Su Pio Esposito e i giovani azzurri

«Pio Esposito è in continua crescita. In Lussemburgo è sembrato un veterano, interpretando il ruolo di centravanti sia d’area sia di movimento. Cercava l’assist, il colpo a effetto. Possiamo iniziare a pensare a una coppia con Kean. Koleosho sarà utile perché ha testa e movimenti da ala ed è uno dei pochi che salta l’uomo. Pisilli è già nel gruppo dei grandi. Ndour può arrivarci presto, imparando a gestire meglio il suo strapotere fisico.»

Su Bartesaghi

«Bartesaghi è un esempio. Ha avuto una maturazione incredibile: dal Milan futuro alla Serie A. Non è soltanto un giocatore potente, è tecnico e crea occasioni con i suoi assist.»

Sui giovani nel calcio italiano

«I giovani sono una risorsa, non un problema. Se ci saranno, dipenderà dalla visione di chi verrà dopo di me.
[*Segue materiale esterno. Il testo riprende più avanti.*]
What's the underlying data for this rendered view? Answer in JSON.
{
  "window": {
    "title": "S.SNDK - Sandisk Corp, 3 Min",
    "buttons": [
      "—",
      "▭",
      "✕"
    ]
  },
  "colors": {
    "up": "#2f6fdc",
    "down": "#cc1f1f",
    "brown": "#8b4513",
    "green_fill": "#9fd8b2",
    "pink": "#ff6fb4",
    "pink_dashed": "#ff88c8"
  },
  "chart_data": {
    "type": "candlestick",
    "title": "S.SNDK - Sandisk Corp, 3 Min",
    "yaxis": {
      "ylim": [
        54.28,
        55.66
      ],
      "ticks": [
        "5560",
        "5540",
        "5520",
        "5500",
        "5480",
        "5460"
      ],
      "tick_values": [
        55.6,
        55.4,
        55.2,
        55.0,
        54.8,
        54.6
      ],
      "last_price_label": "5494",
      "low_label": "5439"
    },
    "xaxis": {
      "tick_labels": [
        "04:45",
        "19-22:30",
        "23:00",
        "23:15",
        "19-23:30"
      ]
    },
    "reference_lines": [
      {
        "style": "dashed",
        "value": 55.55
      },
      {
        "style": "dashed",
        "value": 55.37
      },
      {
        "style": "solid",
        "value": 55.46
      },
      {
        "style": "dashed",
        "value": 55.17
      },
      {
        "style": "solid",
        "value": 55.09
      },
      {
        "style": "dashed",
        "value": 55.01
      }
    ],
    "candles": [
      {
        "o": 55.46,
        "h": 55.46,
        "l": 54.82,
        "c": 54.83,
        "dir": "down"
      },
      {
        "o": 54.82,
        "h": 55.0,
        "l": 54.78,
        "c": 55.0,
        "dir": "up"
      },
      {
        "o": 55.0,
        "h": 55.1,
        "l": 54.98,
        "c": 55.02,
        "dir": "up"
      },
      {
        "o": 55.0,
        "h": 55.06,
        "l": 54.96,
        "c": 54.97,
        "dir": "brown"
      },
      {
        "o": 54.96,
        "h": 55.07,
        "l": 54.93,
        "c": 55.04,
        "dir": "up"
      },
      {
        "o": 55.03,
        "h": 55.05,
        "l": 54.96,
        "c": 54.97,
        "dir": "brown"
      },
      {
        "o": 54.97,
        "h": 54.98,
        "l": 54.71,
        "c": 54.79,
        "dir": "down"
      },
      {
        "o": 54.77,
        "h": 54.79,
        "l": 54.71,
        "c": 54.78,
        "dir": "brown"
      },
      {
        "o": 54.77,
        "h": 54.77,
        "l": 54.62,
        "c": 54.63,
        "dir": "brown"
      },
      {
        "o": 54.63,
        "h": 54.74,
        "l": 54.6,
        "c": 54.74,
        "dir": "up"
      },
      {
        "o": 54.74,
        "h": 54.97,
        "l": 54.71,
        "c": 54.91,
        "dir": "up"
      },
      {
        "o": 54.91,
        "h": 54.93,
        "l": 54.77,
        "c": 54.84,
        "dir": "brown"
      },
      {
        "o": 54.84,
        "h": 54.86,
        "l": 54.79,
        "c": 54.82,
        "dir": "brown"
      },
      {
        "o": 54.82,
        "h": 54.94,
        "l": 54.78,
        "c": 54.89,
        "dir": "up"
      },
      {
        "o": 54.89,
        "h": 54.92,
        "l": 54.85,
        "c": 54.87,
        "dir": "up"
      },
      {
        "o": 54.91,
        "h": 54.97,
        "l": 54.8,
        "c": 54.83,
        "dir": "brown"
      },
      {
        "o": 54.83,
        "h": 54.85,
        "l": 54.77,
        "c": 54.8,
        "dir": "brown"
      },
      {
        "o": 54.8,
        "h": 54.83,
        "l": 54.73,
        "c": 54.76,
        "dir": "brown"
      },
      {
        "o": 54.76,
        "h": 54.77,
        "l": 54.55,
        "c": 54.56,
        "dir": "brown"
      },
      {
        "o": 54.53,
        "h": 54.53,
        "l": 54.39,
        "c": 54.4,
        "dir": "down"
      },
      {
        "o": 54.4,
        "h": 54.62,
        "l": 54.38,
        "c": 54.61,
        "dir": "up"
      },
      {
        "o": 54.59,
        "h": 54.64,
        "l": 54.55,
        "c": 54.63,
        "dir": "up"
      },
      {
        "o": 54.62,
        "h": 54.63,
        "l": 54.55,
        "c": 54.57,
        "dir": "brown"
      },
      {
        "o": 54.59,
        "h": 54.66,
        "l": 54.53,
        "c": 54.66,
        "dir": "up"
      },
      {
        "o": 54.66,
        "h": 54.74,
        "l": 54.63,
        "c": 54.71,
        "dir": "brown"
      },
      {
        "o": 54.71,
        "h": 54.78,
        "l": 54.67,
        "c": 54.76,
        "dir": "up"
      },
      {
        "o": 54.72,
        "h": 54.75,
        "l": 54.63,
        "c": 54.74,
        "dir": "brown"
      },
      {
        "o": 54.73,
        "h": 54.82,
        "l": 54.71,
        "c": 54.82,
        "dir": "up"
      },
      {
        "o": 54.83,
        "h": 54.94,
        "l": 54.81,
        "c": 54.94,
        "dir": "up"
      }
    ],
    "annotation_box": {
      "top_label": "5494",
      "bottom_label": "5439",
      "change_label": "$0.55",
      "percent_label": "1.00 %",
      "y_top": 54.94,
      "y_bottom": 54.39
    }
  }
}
Tutti dicono di volere i giovani, però poi quando sbagliano si giustificano gli errori degli esperti e si condannano quelli dei ragazzi.»

Sull'involuzione del calcio italiano

«Abbiamo perso tre Mondiali per la Svezia, per un gol all’ultimo minuto, per un rigore. Ma la verità è che non ci siamo accorti dell’involuzione del nostro calcio. Non c’è stato un ricambio generazionale adeguato e, purtroppo, i settori giovanili sono stati gestiti per fare business e non per far crescere i calciatori.»

Sulla metodologia di lavoro

«Prendete Sofia Goggia: ha avuto infortuni gravissimi, si allena tutto il giorno e vince l’oro. Guardate i tennisti. In Italia ci alleniamo un’ora e mezza o due al giorno, con pause continue. Se lavorassimo anche solo un terzo di quanto lavorano gli altri, saremmo molto più forti. Non si è ancora capito che l’allenamento dura tutto il giorno. Qui in Nazionale i ragazzi iniziano la mattina con pesi, palestra, esercizi, lavoro sulle gambe, sauna, bagno turco e poi la metodologia sul campo. È quello che ho fatto nei playoff con Palermo e Pescara, conquistando la promozione.»

Su Antonio Conte

«Perché Conte arriva sempre primo o secondo? Perché vince con Juventus, Inter, Napoli e anche in Inghilterra? Perché ha metodologia. La Juventus di Lippi aveva metodologia. Lavorava con il povero Ventrone. C’erano fuoriclasse come Del Piero e Zidane, ma correvano tutti.»

Sul futuro della Nazionale

«So che chi verrà sarà inevitabilmente legato al risultato. Ma l’importante è non farsi prendere dalla paura del risultato. Altrimenti non capirà neppure perché vince.»